I have received the Outstanding Educator Award at SUU as well as the Outstanding Scholar Award and have been recognized as a Service Learning Fellow. Moreover, I have been named a top influencer for students during their college experience.
I served as the graduate director for nine years before being appointed as the new department chair.
Links to share:
In which online degree program do you teach?
Which classes do you teach online?
COMM 6000: Communication and Professional Development; COMM 6020: Qualitative Communication Research; COMM 6040: Professional Writing and Presentations
What do you want students in your courses to learn? What is the learning outcome or objective?
I want students to learn to think with the material, which means they need to read the content deeper than typical reading habits allow. Once they begin to think with the material, the world starts to look differently. The other goal is to understand that research is an integral part of knowledge and is not an isolated activity in classes. Good decisions stem from a solid foundation, and that is what research provides.
Why did you start teaching?
I began teaching for two reasons. First, my background is in radio which I really enjoyed, but the work is very transient, so one bad ratings book and you could be looking for a new job. I knew that my desire to have a solid family life would be hard to achieve, and I didn't want to drag them all over the country chasing the next job. Second, I love the intellectual curiosity that higher education provides. A designated space to think and help others do the same is of critical importance.

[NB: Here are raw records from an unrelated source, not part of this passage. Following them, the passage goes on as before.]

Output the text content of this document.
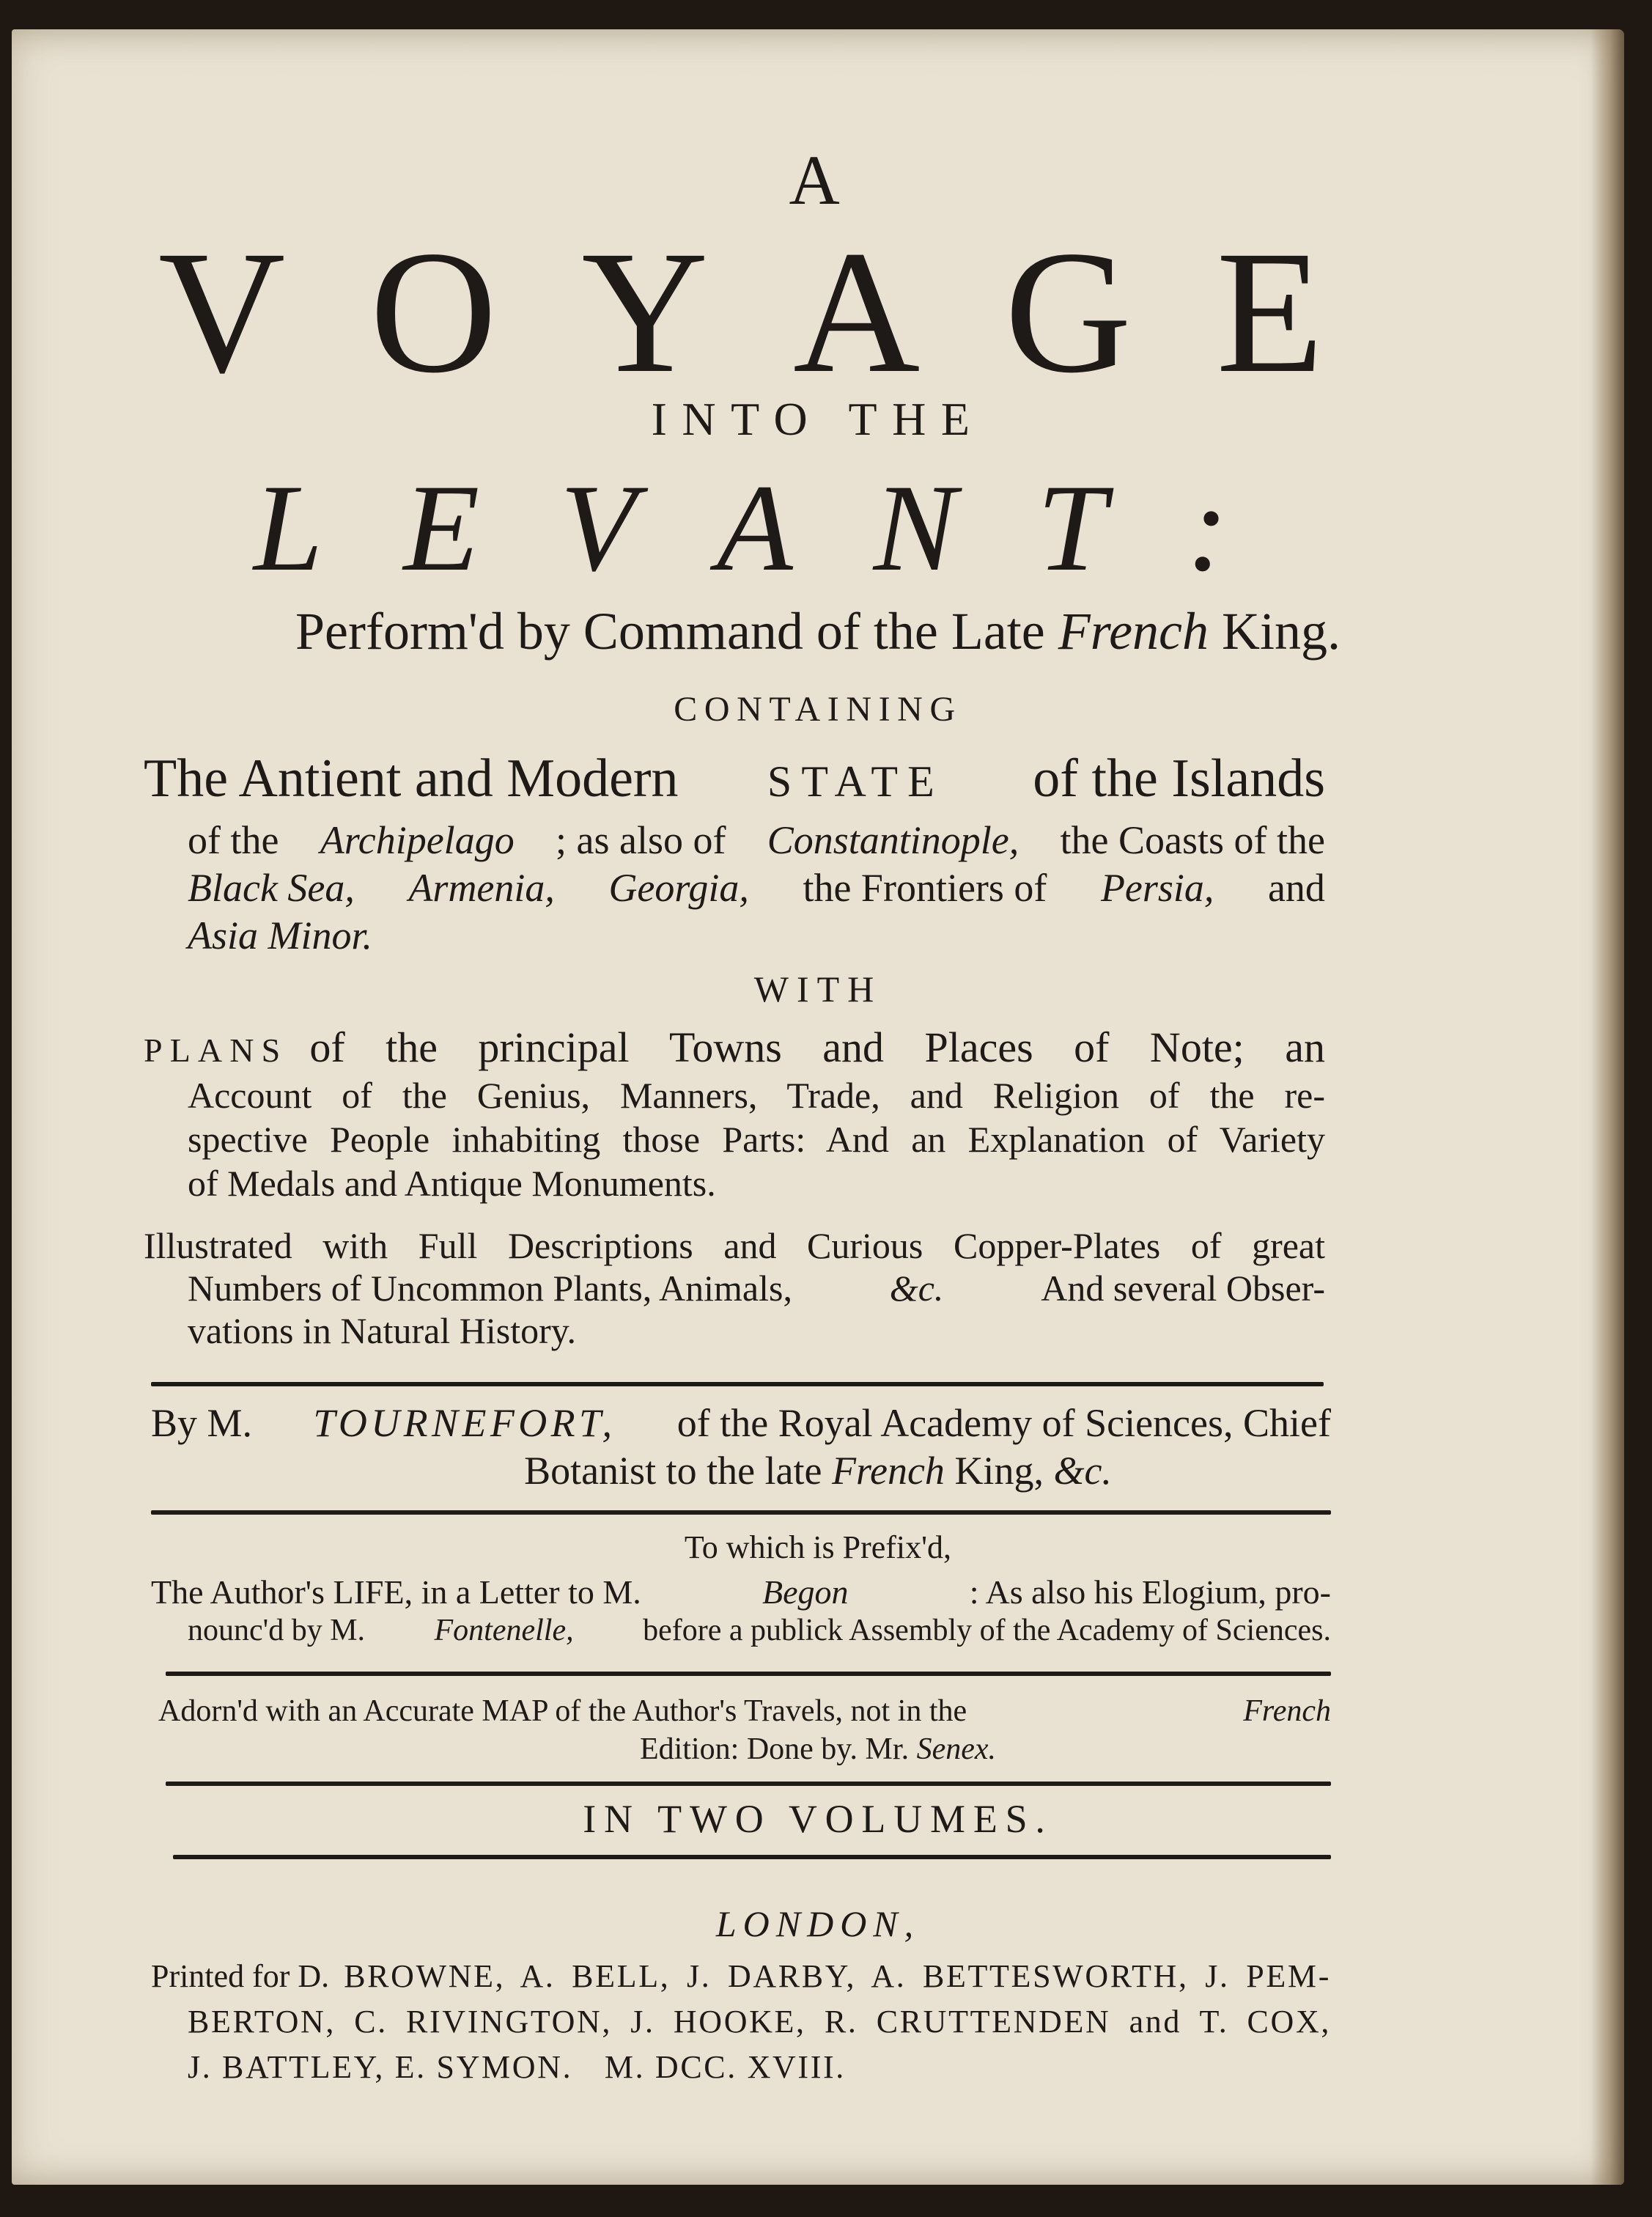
A
V O Y A G E
INTO THE
L E V A N T :
Perform'd by Command of the Late French King.
CONTAINING
The Antient and Modern STATE of the Islands
of the Archipelago ; as also of Constantinople, the Coasts of the
Black Sea, Armenia, Georgia, the Frontiers of Persia, and
Asia Minor.
WITH
PLANS of the principal Towns and Places of Note; an
Account of the Genius, Manners, Trade, and Religion of the re-
spective People inhabiting those Parts: And an Explanation of Variety
of Medals and Antique Monuments.
Illustrated with Full Descriptions and Curious Copper-Plates of great
Numbers of Uncommon Plants, Animals,	&c.	And several Obser-
vations in Natural History.
By M. TOURNEFORT, of the Royal Academy of Sciences, Chief
Botanist to the late French King, &c.
To which is Prefix'd,
The Author's LIFE, in a Letter to M.	Begon	: As also his Elogium, pro-
nounc'd by M. Fontenelle, before a publick Assembly of the Academy of Sciences.
Adorn'd with an Accurate MAP of the Author's Travels, not in the	French
Edition: Done by. Mr. Senex.
IN TWO VOLUMES.
LONDON,
Printed for D. BROWNE, A. BELL, J. DARBY, A. BETTESWORTH, J. PEM-
BERTON, C. RIVINGTON, J. HOOKE, R. CRUTTENDEN and T. COX,
J. BATTLEY, E. SYMON. M. DCC. XVIII.
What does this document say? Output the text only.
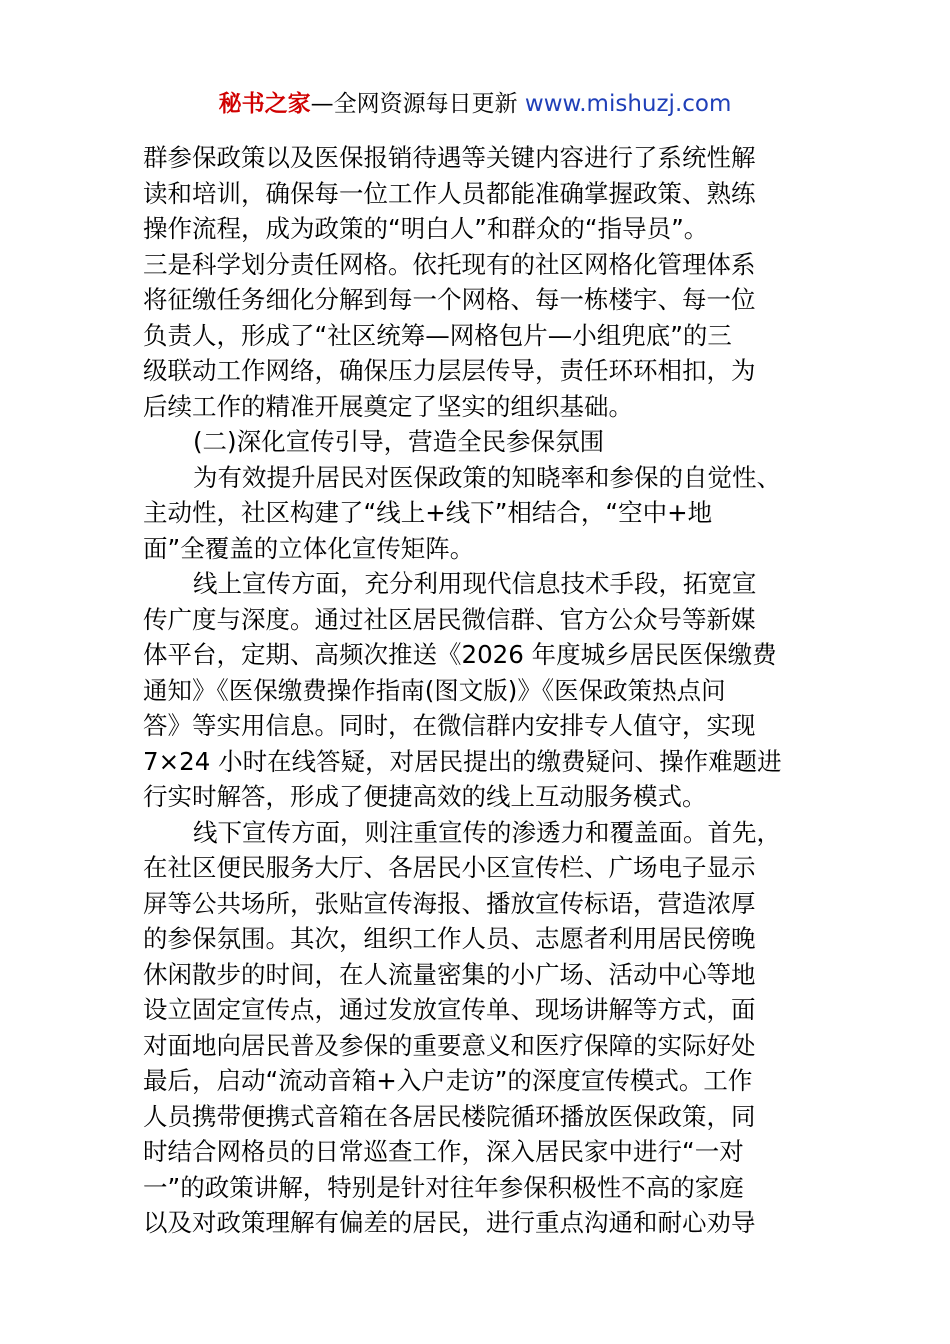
秘书之家—全网资源每日更新 www.mishuzj.com
群参保政策以及医保报销待遇等关键内容进行了系统性解
读和培训，确保每一位工作人员都能准确掌握政策、熟练
操作流程，成为政策的“明白人”和群众的“指导员”。
三是科学划分责任网格。依托现有的社区网格化管理体系
将征缴任务细化分解到每一个网格、每一栋楼宇、每一位
负责人，形成了“社区统筹—网格包片—小组兜底”的三
级联动工作网络，确保压力层层传导，责任环环相扣，为
后续工作的精准开展奠定了坚实的组织基础。
(二)深化宣传引导，营造全民参保氛围
为有效提升居民对医保政策的知晓率和参保的自觉性、
主动性，社区构建了“线上+线下”相结合，“空中+地
面”全覆盖的立体化宣传矩阵。
线上宣传方面，充分利用现代信息技术手段，拓宽宣
传广度与深度。通过社区居民微信群、官方公众号等新媒
体平台，定期、高频次推送《2026 年度城乡居民医保缴费
通知》《医保缴费操作指南(图文版)》《医保政策热点问
答》等实用信息。同时，在微信群内安排专人值守，实现
7×24 小时在线答疑，对居民提出的缴费疑问、操作难题进
行实时解答，形成了便捷高效的线上互动服务模式。
线下宣传方面，则注重宣传的渗透力和覆盖面。首先，
在社区便民服务大厅、各居民小区宣传栏、广场电子显示
屏等公共场所，张贴宣传海报、播放宣传标语，营造浓厚
的参保氛围。其次，组织工作人员、志愿者利用居民傍晚
休闲散步的时间，在人流量密集的小广场、活动中心等地
设立固定宣传点，通过发放宣传单、现场讲解等方式，面
对面地向居民普及参保的重要意义和医疗保障的实际好处
最后，启动“流动音箱+入户走访”的深度宣传模式。工作
人员携带便携式音箱在各居民楼院循环播放医保政策，同
时结合网格员的日常巡查工作，深入居民家中进行“一对
一”的政策讲解，特别是针对往年参保积极性不高的家庭
以及对政策理解有偏差的居民，进行重点沟通和耐心劝导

What advice would you give to those considering the online Master of Arts in Professional Communication program?
Don't shortchange yourself on the courses by skimming through the readings. Find a study block in your schedule that won't get bumped and take the time to read, study, think, write and re-write.
What qualities make someone particularly successful in professional communication?
One should have a willingness to embrace the unknown in terms of asking questions and turning that curiosity into research explorations. The other quality is realizing that effective communication takes time, consistent effort and training. The idea that anyone can communicate is far from accurate.
What do you think is the biggest challenge that people in this field face today?
A big challenge is when people try to multitask while hoping to gain the most out of all the tasks they take on in their lives. The other concern is the growing notion that all learning needs to be "fun," so content doesn’t have value if there isn't a surface level video with lots of bells and whistles. In an M.A. program, this type of attitude is poisonous.
What is the one book you think everyone should read?
The McDonaldization of Society by George Ritzer.
Tell us something interesting about yourself that your students might not know.
I like rock music, and for some reason hair bands from the 80s have stuck with me–pretty common to come to my office and hear Bon Jovi playing.